17日会談した自民、公明両党の幹事長と国会対策委員長は、日韓関係への配慮から「隣国で行われるスポーツの祭典。(首相は)行ったほうがいい」との認識を共有した。2月上旬は新年度当初予算案の衆院審議の最中だが、9日の開会式出席に向けて国会日程を調整することで一致した。自民の森山裕国対委員長は「政府の決定に国会日程が邪魔にならないようにしたい」と記者団に語った。

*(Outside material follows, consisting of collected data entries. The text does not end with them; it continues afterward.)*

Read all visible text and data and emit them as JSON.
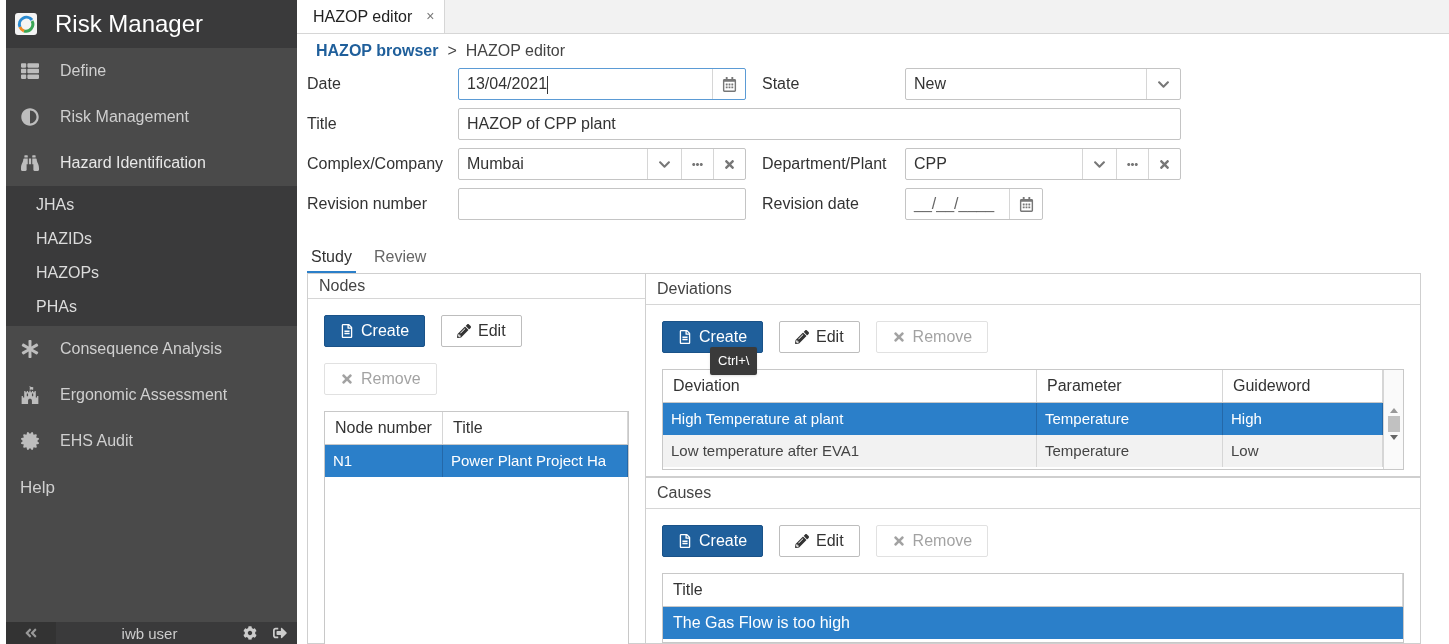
{
  "sidebar": {
    "title": "Risk Manager",
    "items": [
      {
        "label": "Define",
        "expanded": false
      },
      {
        "label": "Risk Management",
        "expanded": false
      },
      {
        "label": "Hazard Identification",
        "expanded": true,
        "children": [
          {
            "label": "JHAs"
          },
          {
            "label": "HAZIDs"
          },
          {
            "label": "HAZOPs"
          },
          {
            "label": "PHAs"
          }
        ]
      },
      {
        "label": "Consequence Analysis",
        "expanded": false
      },
      {
        "label": "Ergonomic Assessment",
        "expanded": false
      },
      {
        "label": "EHS Audit",
        "expanded": false
      }
    ],
    "help": "Help",
    "user": "iwb user"
  },
  "tab": {
    "label": "HAZOP editor",
    "close": "×"
  },
  "breadcrumb": {
    "link": "HAZOP browser",
    "separator": ">",
    "current": "HAZOP editor"
  },
  "form": [
    [
      {
        "label": "Date",
        "kind": "date",
        "value": "13/04/2021",
        "focused": true
      },
      {
        "label": "State",
        "kind": "select",
        "value": "New",
        "focused": false
      }
    ],
    [
      {
        "label": "Title",
        "kind": "text",
        "value": "HAZOP of CPP plant",
        "focused": false
      }
    ],
    [
      {
        "label": "Complex/Company",
        "kind": "lookup",
        "value": "Mumbai",
        "focused": false
      },
      {
        "label": "Department/Plant",
        "kind": "lookup",
        "value": "CPP",
        "focused": false
      }
    ],
    [
      {
        "label": "Revision number",
        "kind": "text",
        "focused": false
      },
      {
        "label": "Revision date",
        "kind": "date",
        "placeholder": "__/__/____",
        "focused": false
      }
    ]
  ],
  "subtabs": [
    {
      "label": "Study",
      "selected": true
    },
    {
      "label": "Review",
      "selected": false
    }
  ],
  "nodes": {
    "title": "Nodes",
    "buttons": [
      {
        "label": "Create",
        "kind": "primary",
        "disabled": false
      },
      {
        "label": "Edit",
        "kind": "edit",
        "disabled": false
      },
      {
        "label": "Remove",
        "kind": "remove",
        "disabled": true
      }
    ],
    "columns": [
      "Node number",
      "Title"
    ],
    "rows": [
      {
        "cells": [
          "N1",
          "Power Plant Project Ha"
        ],
        "selected": true
      }
    ]
  },
  "deviations": {
    "title": "Deviations",
    "buttons": [
      {
        "label": "Create",
        "kind": "primary",
        "disabled": false
      },
      {
        "label": "Edit",
        "kind": "edit",
        "disabled": false
      },
      {
        "label": "Remove",
        "kind": "remove",
        "disabled": true
      }
    ],
    "tooltip": "Ctrl+\\",
    "columns": [
      "Deviation",
      "Parameter",
      "Guideword"
    ],
    "rows": [
      {
        "cells": [
          "High Temperature at plant",
          "Temperature",
          "High"
        ],
        "selected": true
      },
      {
        "cells": [
          "Low temperature after EVA1",
          "Temperature",
          "Low"
        ],
        "selected": false
      }
    ]
  },
  "causes": {
    "title": "Causes",
    "buttons": [
      {
        "label": "Create",
        "kind": "primary",
        "disabled": false
      },
      {
        "label": "Edit",
        "kind": "edit",
        "disabled": false
      },
      {
        "label": "Remove",
        "kind": "remove",
        "disabled": true
      }
    ],
    "columns": [
      "Title"
    ],
    "rows": [
      {
        "cells": [
          "The Gas Flow is too high"
        ],
        "selected": true
      }
    ]
  }
}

当の首相は15日、外遊先で五輪に出席するかどうかを聞かれ、「国会日程を見ながら検討していきたい。一日も早い予算案の成立こそ最大の経済対策なのでしっかり対応しなければいけない」と明言しなかった。
首相官邸は国会日程を理由に「慎重に判断する」としているが、内部では韓国の新方針への反発から出席には否定的な意見が大勢だ。開会式には鈴木俊一五輪相と林芳正文部科学相が出席する方向で調整しており、官邸幹部は「閣僚が2人行けば十分。首相の出席はあり得ない」と話す。
ただ、自民の二階俊博幹事長は「慰安婦問題と平和の祭典は別問題だ」と周囲に語り、「国会日程」というハードルもなくなりつつある。菅義偉官房長官は17日の記者会見で、「国会日程はまだこれから。直前にならないとなかなか難しい」とだけ述べた。